Alexander Bochdansky, Old Dominion University, Norfolk, United States, Robert B Dunbar, Stanford University, Stanford, CA, United States, Dennis A Hansell, University of Miami, Miami, United States and Gerhard J Herndl, Division of Bio-Oceanography, Center of Functional Ecology, University of Vienna, Althanstrasse 14, 1090, Vienna, Austria
Whether optical surveys of the ocean help us understand and even predict carbon fluxes depends on the premise that the relative standing stocks of particles in the deep ocean reflect sinking fluxes. This proposition entails that deep-sea production of particles and isopycnal lateral transport of resuspended sedimentary material from slopes, as alternative sources of observed particle abundance, are negligible. To test hypotheses relevant to the usefulness of deep-sea particle inventories for estimating fluxes, we explored two environments: the open North Atlantic and the Ross Sea shelf system. We found that there were significant correlations between total particle volumes in the upper ocean (50-60 m) and those found at 200-300 m in both regions, albeit at high variability and low shared variance. Some of the observed variability in the relationship between shallow and mesopelagic particle volume abundances can be explained by the relative strength of pycnoclines, and in the Ross Sea, deep mixing and accelerated fluxes of large particles due to strong katabatic winds.

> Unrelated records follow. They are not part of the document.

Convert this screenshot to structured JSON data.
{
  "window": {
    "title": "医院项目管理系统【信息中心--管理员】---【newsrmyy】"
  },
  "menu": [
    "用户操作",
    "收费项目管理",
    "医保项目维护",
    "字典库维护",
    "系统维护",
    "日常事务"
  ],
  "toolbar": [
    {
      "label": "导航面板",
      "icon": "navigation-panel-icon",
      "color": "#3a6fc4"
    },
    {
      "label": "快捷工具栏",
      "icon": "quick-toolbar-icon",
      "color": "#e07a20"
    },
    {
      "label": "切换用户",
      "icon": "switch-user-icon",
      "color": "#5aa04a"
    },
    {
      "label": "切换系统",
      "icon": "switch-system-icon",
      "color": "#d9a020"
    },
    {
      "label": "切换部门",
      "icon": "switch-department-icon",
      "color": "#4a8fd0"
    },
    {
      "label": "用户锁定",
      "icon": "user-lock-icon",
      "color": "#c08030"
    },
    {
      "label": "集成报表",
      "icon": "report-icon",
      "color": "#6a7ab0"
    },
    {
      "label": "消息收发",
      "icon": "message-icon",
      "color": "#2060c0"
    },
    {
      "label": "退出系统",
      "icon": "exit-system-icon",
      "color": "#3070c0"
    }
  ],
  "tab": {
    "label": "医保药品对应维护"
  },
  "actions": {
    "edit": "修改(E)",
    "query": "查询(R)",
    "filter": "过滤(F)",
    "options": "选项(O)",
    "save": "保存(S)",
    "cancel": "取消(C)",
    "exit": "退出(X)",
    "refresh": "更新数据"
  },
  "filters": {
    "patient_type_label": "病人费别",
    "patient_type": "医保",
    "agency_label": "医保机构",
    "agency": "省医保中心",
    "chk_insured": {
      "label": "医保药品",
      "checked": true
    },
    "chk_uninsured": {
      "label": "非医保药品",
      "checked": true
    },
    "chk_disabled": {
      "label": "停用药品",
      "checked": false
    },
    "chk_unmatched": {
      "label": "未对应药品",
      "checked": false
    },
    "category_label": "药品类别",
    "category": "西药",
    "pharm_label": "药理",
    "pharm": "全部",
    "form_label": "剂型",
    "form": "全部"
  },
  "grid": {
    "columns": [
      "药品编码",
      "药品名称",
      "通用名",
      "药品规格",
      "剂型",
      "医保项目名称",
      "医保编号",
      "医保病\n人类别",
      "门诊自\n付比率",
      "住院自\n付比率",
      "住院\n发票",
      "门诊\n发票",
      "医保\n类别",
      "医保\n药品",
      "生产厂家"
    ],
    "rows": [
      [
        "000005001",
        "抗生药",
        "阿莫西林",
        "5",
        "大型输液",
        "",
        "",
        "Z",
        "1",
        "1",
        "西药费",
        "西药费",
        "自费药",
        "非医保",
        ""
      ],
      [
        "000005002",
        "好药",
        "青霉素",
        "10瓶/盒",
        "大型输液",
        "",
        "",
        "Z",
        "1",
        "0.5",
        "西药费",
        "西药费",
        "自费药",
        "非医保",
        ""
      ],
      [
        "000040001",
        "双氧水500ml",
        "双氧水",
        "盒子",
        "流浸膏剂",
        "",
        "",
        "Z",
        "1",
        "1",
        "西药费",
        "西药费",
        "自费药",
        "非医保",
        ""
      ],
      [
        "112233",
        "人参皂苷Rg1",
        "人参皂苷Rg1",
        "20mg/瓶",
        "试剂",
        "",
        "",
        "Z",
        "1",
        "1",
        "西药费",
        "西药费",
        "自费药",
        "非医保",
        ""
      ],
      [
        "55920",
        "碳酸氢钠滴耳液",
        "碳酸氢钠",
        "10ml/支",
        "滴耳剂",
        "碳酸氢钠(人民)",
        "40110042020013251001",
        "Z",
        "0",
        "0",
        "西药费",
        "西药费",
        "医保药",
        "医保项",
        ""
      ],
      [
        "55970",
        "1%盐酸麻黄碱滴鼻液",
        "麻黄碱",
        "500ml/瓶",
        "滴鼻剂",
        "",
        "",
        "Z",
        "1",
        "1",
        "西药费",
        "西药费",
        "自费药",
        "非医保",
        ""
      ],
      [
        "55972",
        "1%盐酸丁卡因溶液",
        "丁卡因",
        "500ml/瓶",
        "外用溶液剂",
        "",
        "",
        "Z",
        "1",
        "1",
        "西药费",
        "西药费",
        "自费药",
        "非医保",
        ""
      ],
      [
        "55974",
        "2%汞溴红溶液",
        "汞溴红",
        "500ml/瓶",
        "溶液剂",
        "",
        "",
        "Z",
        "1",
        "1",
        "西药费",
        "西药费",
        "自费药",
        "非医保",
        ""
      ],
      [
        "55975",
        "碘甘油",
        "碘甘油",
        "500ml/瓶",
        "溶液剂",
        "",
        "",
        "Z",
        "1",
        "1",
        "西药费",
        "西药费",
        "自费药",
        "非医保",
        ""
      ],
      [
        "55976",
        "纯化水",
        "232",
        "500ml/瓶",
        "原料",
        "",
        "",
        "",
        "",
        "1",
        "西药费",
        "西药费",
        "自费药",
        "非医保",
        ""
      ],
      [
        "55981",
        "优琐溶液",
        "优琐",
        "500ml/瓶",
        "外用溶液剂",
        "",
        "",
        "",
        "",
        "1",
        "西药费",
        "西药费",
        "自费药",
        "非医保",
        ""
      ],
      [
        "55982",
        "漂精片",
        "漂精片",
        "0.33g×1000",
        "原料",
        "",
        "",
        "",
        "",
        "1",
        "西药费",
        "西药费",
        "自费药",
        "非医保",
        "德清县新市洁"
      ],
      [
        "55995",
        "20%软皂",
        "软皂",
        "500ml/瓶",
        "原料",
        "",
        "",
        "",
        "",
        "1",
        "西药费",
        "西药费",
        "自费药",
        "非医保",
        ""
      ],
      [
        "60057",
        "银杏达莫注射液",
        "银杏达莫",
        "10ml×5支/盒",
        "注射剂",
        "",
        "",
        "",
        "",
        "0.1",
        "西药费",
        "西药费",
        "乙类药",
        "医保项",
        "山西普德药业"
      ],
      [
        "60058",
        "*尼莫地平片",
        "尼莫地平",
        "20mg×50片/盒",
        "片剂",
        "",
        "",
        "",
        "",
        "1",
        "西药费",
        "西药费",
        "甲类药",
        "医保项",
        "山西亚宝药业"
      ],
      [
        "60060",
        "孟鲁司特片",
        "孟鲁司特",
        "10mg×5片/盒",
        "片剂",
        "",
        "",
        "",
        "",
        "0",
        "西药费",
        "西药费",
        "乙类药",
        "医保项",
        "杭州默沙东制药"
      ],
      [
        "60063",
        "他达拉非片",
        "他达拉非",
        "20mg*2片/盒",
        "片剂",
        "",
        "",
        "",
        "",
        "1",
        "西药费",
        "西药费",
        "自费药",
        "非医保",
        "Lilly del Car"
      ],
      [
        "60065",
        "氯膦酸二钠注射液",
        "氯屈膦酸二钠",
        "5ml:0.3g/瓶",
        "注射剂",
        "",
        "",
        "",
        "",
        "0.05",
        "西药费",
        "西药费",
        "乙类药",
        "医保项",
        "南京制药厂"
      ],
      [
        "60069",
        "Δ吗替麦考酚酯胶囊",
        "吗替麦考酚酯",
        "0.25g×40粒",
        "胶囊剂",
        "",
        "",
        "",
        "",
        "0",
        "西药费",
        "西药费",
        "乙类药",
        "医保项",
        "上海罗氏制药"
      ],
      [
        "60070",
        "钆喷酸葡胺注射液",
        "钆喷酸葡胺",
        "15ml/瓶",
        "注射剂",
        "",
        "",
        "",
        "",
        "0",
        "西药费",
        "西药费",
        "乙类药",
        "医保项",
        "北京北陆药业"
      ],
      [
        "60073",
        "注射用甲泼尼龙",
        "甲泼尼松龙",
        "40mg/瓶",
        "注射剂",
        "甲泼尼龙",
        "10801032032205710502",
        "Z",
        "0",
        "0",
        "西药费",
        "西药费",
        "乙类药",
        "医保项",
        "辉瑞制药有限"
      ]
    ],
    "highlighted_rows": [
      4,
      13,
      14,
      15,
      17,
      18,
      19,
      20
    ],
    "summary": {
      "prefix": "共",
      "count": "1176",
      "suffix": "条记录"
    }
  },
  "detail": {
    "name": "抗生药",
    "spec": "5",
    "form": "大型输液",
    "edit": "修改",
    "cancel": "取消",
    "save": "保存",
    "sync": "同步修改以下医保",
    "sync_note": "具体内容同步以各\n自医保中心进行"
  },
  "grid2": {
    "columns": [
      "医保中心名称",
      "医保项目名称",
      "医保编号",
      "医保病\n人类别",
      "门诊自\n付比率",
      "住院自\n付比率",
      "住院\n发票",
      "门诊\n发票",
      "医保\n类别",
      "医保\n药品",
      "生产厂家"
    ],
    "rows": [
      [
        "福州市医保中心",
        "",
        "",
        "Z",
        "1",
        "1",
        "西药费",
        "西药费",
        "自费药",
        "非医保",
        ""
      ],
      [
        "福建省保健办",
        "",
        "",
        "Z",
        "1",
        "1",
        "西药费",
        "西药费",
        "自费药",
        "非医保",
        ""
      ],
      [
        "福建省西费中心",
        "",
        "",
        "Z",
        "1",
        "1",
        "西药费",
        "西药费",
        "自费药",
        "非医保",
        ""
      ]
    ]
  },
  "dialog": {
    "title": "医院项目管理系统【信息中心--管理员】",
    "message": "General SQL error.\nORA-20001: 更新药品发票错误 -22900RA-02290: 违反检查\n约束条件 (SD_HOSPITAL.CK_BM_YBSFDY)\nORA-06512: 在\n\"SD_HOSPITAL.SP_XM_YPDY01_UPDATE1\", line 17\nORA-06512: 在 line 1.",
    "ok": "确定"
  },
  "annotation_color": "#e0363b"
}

There, estimated carbon export, based on upper water column carbon mass balance, was significantly correlated with 1) total particle volumes from images, 2) particulate organic carbon, and 3) chlorophyll fluorescence, all recorded at 200 – 300 m. Measuring total particle volume below the primary pycnocline may thus be a useful approach to estimate carbon export at least in regions characterized by seasonally high particle export.